Je déglutis et peine à garder contenance. Les deux témoins gloussent de plaisir en constatant mon trouble mais n'ont bien sûr rien saisi de la teneur de l'indécente proposition. Tout au plus conjecturent-ils.

« Et tu sais comme j'excelle en la matière, n'est-ce pas ?

- Je ne rentrerai pas tard, promets-je le feu aux joues en retrouvant l'éclat caramel de ses prunelles. »

oOo

Je devrais courir, me précipiter le long de ce chemin qui mène à la maison que loue ma meilleure amie, mais je prends mon temps, au contraire. Mes pas sont lourds de culpabilité. Ma soirée a ruiné l'enthousiasme de retrouver Lisanna; la perspective de notre prise de bec, inévitable, insinue dans mon esprit la furieuse envie de tourner les talons et de m'enfuir. Retrouver Lucy, oublier cette folie, demander pardon à Lisanna et tourner la page. Brûler le livre plutôt. Être raisonnable. Pourtant je poursuis vers la porte que j'aperçois déjà, la lumière brille à l'unique fenêtre du rez-de-chaussée visible de la rue, trahissant que celle qui vit là est encore au moins éveillée à cette heure. Il n'est que vingt-deux heures mais, prise dans un accès de colère, Lisanna est capable de se mettre au lit et de refuser de m'ouvrir, me laissant comme un con devant chez elle. Je grince des dents tandis que mon poing frappe à sa porte.

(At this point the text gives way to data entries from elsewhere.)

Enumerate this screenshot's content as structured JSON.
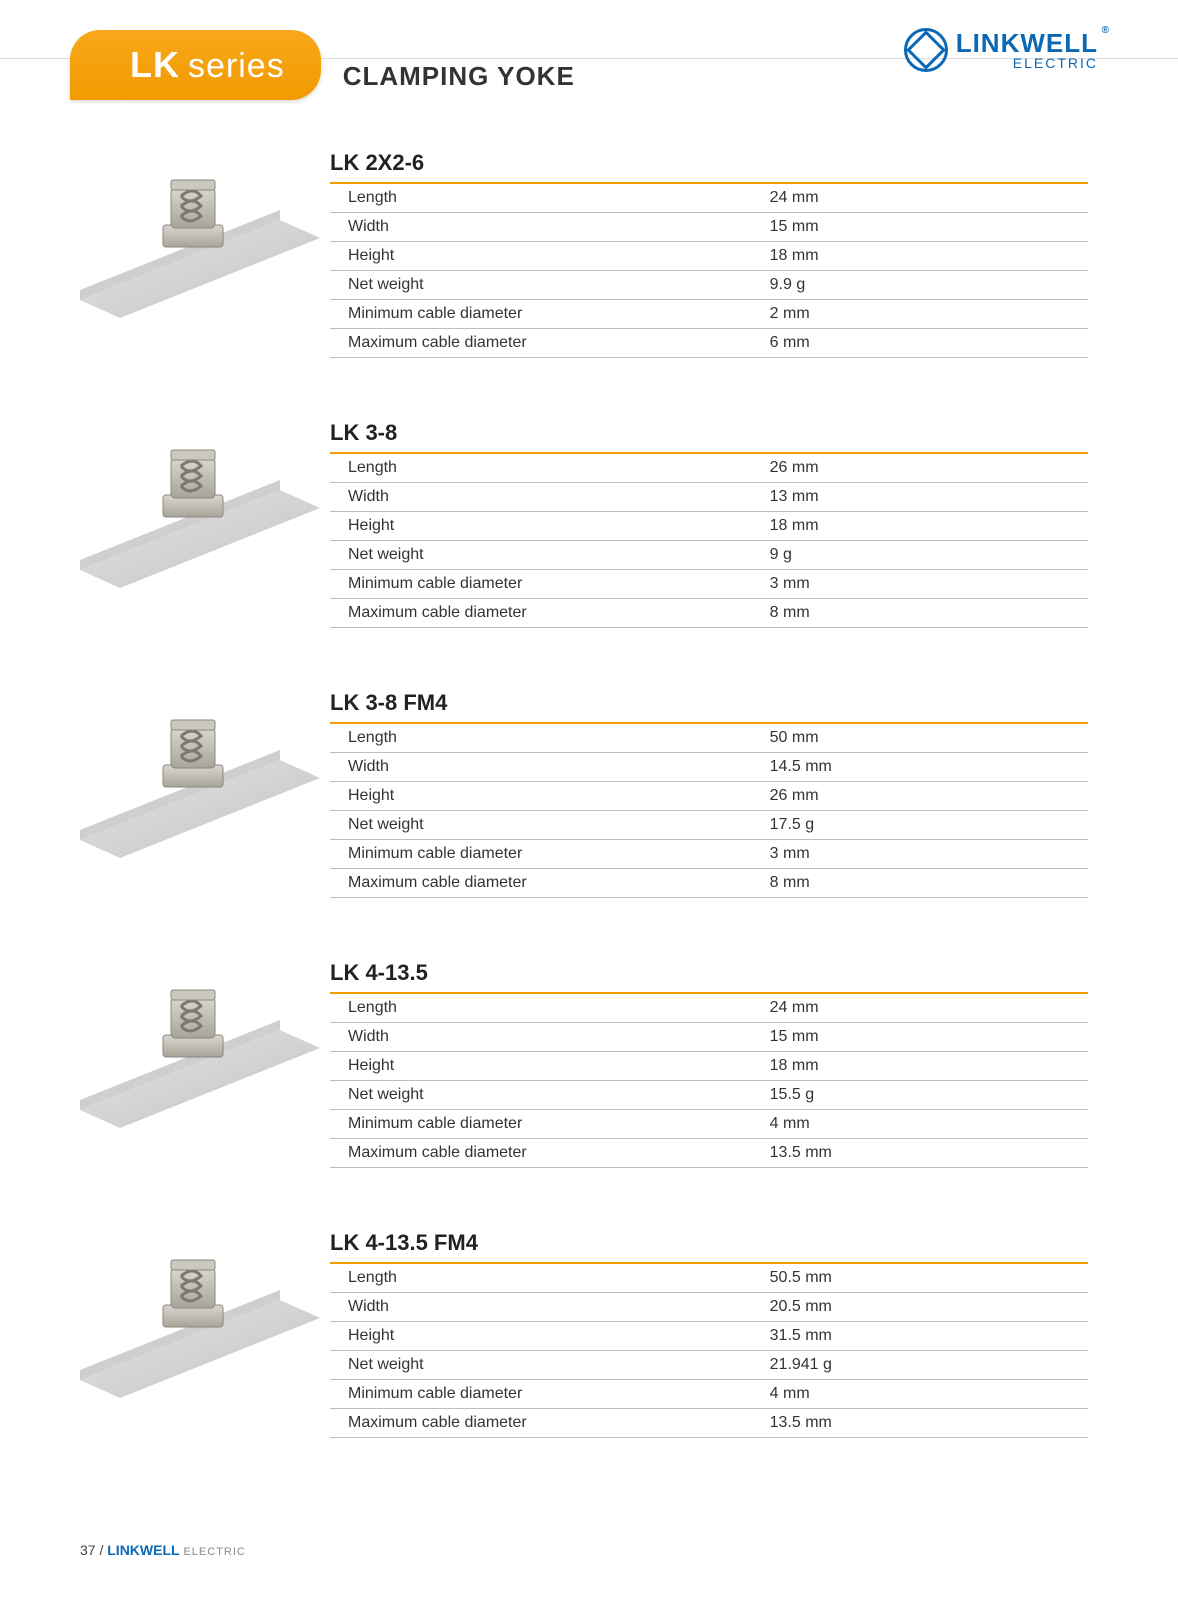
{
  "colors": {
    "accent": "#f39a00",
    "brand": "#0a68b4",
    "rule": "#bdbdbd",
    "text": "#222222",
    "page_bg": "#ffffff"
  },
  "header": {
    "series_prefix": "LK",
    "series_suffix": "series",
    "category_title": "CLAMPING YOKE",
    "brand_name": "LINKWELL",
    "brand_sub": "ELECTRIC",
    "registered": "®"
  },
  "spec_labels": [
    "Length",
    "Width",
    "Height",
    "Net weight",
    "Minimum cable diameter",
    "Maximum cable diameter"
  ],
  "products": [
    {
      "model": "LK 2X2-6",
      "values": [
        "24 mm",
        "15 mm",
        "18 mm",
        "9.9 g",
        "2 mm",
        "6 mm"
      ]
    },
    {
      "model": "LK 3-8",
      "values": [
        "26 mm",
        "13 mm",
        "18 mm",
        "9 g",
        "3 mm",
        "8 mm"
      ]
    },
    {
      "model": "LK 3-8 FM4",
      "values": [
        "50 mm",
        "14.5 mm",
        "26 mm",
        "17.5 g",
        "3 mm",
        "8 mm"
      ]
    },
    {
      "model": "LK 4-13.5",
      "values": [
        "24 mm",
        "15 mm",
        "18 mm",
        "15.5 g",
        "4 mm",
        "13.5 mm"
      ]
    },
    {
      "model": "LK 4-13.5 FM4",
      "values": [
        "50.5 mm",
        "20.5 mm",
        "31.5 mm",
        "21.941 g",
        "4 mm",
        "13.5 mm"
      ]
    }
  ],
  "footer": {
    "page_no": "37",
    "sep": " / ",
    "brand": "LINKWELL",
    "sub": "ELECTRIC"
  }
}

Les secondes sont plus lourdes que mes pas, elle ne se précipite pas, tu m'étonnes ! Les yeux qui m'accueillent ne s'affichent cependant pas fâchés mais se sont parés d'un voile d'indifférence. La bouche qui ne prononce aucun mot ne tremble pas sous le coup d'une émotion ou de l'envie de me tendre un sourire. Mon cœur à moi est pourtant heureux de retrouver celle qui le perturbe tant depuis quelques jours, ses battements gagnent en intensité sans que je puisse y remédier d'une quelconque façon. Lucy s'évanouit de mon cerveau avec une facilité que je méprise mais qui n'enraidit pas mes membres d'une réticence sincère. J'entre à la suite de ma blanche et couvre son dos d'un regard de feu. Existe-t-il un antidote au sortilège qui m'enchaîne à Elle ?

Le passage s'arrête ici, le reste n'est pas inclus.